Charmel is also CEO/Chair of Griffin’s subsidiary organization, Planetree International, an alliance of 170 hospitals and 180 long-term care facilities in the U.S. and 12 foreign countries that are committed to patient-centered care. Data from >50,000 patients, family members, and health professionals (based on >6,000 focus groups) revealed three things that most disturb patients: the absence of a caring attitude from healthcare providers; having their “voice” dismissed or trivialized by caregivers; and lack of continuity of care.
While it may seem obvious that healthcare providers should listen to their patients’ preferences, often they do not, said Charmel. In one study, plastic surgeons thought that most of their breast cancer patients (71%) would rank keeping their breasts as top priority; in fact, only 7% of patients felt that way. In another study, only 41% of Medicare patients said they believed their treatment reflected their preference for palliative care over more aggressive intervention—implying that nearly six in 10 patients were not being listened to by their physicians, according to Charmel.
Patient-centered care must flow over into hospital design, said Charmel. While there’s a big push for single-occupancy rooms in hospitals, he noted, not all patients want them. One solution, developed by design firm The S/L/A/M Collaborative, is an L-shaped room with the bathroom in between the two patient areas. “That gives both patients companionship and privacy,” said Charmel.
Steven G. Littleson, FACHE, Executive Vice President of Meridian Health, a $1.6 billion/year nonprofit system serving the Jersey shore, said his system lost $105 million on Medicare last year due to uncompensated costs. Meridian’s 12,000 employees operate six hospitals (1,700 beds), six nursing homes, a home care company, and an ambulatory surgical and imaging network.

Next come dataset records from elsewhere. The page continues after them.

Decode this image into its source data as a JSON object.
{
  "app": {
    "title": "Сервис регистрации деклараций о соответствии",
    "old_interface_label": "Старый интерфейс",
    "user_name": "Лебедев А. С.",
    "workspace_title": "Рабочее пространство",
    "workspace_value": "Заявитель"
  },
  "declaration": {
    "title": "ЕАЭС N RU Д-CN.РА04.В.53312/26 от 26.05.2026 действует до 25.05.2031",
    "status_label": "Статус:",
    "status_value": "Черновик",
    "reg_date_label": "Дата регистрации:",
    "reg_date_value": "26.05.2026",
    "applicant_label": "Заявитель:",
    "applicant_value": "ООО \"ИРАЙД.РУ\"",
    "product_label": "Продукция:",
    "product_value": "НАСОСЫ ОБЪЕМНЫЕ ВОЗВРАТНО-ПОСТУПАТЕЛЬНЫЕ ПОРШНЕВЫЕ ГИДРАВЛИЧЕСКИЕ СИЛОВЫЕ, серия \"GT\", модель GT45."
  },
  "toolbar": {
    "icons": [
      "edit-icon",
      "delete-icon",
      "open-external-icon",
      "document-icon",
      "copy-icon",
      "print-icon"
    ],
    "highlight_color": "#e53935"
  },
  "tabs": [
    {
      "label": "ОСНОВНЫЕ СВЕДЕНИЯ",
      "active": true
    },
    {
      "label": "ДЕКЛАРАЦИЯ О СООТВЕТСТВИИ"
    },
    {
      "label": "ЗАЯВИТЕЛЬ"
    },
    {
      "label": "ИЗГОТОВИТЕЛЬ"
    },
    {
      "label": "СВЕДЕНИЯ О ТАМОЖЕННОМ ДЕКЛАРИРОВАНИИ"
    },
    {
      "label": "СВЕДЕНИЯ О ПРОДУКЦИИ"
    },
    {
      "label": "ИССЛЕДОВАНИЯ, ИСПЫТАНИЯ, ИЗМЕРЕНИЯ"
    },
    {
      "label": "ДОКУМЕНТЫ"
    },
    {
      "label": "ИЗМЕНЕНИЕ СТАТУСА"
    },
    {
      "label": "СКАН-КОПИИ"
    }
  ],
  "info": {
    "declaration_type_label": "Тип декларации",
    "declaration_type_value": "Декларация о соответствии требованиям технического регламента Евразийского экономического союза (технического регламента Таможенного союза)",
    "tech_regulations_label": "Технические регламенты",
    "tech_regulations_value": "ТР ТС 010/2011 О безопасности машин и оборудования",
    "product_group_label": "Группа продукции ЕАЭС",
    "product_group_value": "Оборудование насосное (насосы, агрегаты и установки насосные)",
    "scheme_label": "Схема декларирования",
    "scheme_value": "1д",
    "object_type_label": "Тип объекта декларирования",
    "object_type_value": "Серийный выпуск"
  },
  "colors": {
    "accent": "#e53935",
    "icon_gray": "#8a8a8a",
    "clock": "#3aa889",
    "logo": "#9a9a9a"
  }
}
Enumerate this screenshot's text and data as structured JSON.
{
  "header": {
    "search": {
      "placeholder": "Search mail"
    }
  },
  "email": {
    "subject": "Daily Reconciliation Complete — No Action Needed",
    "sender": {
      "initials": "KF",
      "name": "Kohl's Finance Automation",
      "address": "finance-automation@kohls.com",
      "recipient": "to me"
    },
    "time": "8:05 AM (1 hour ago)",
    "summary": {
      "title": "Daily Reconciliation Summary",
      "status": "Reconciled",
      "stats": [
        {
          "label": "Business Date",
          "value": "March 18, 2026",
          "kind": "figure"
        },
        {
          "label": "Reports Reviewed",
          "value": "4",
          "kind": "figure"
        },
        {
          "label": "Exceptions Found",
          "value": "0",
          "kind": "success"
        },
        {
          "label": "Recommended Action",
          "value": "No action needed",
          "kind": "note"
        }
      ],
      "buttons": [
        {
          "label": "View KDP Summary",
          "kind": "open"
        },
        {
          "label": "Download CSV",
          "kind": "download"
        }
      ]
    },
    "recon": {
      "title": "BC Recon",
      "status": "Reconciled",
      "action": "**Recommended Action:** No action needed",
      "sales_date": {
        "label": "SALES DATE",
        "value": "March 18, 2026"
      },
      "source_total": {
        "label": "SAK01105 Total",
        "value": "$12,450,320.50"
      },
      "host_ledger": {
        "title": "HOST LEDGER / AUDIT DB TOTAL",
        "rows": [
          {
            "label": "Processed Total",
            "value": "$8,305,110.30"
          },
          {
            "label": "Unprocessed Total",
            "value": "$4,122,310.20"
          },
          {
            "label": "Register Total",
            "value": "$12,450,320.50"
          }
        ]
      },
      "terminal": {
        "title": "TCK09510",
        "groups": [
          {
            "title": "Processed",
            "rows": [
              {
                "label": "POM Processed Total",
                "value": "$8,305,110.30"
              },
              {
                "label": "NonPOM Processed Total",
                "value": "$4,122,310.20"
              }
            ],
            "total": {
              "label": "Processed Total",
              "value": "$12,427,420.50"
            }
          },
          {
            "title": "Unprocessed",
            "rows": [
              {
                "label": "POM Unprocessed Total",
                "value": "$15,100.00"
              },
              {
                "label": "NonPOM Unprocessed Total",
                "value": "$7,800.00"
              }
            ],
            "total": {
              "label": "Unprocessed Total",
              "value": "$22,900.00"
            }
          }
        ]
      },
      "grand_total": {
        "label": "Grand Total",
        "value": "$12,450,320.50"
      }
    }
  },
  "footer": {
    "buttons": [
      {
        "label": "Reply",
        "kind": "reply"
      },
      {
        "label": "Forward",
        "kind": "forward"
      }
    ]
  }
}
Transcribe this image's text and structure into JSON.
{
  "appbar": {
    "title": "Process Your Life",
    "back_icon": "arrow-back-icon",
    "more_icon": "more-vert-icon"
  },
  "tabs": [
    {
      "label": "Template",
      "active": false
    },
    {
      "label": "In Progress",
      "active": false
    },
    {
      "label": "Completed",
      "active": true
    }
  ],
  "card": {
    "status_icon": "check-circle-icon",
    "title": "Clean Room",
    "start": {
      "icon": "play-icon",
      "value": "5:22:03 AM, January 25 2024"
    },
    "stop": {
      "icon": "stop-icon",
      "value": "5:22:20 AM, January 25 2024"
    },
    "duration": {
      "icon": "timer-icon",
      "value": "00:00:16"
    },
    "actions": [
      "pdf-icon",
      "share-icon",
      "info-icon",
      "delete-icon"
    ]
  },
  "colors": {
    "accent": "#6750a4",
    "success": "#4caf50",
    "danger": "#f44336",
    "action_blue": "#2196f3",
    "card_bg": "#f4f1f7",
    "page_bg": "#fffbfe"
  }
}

Meridian Health has put up $600,000 to encourage its 2,126 physicians to cut costs among the 38,000 subscribers that it insures, many of whom suffer from complex medical conditions, such as congestive heart failure. This is just one of four “palliative care demonstration projects” being sponsored by the Centers for Medicare & Medicaid Services under the ACA, said Littleson.
In the first three months of the experiment, Meridian has saved $200,000. “Patients said they felt they were getting better care,” said Littleson. If participating physicians can “bend the cost curve” by 3%, he said, they will share 50/50 in $13.8 million in savings.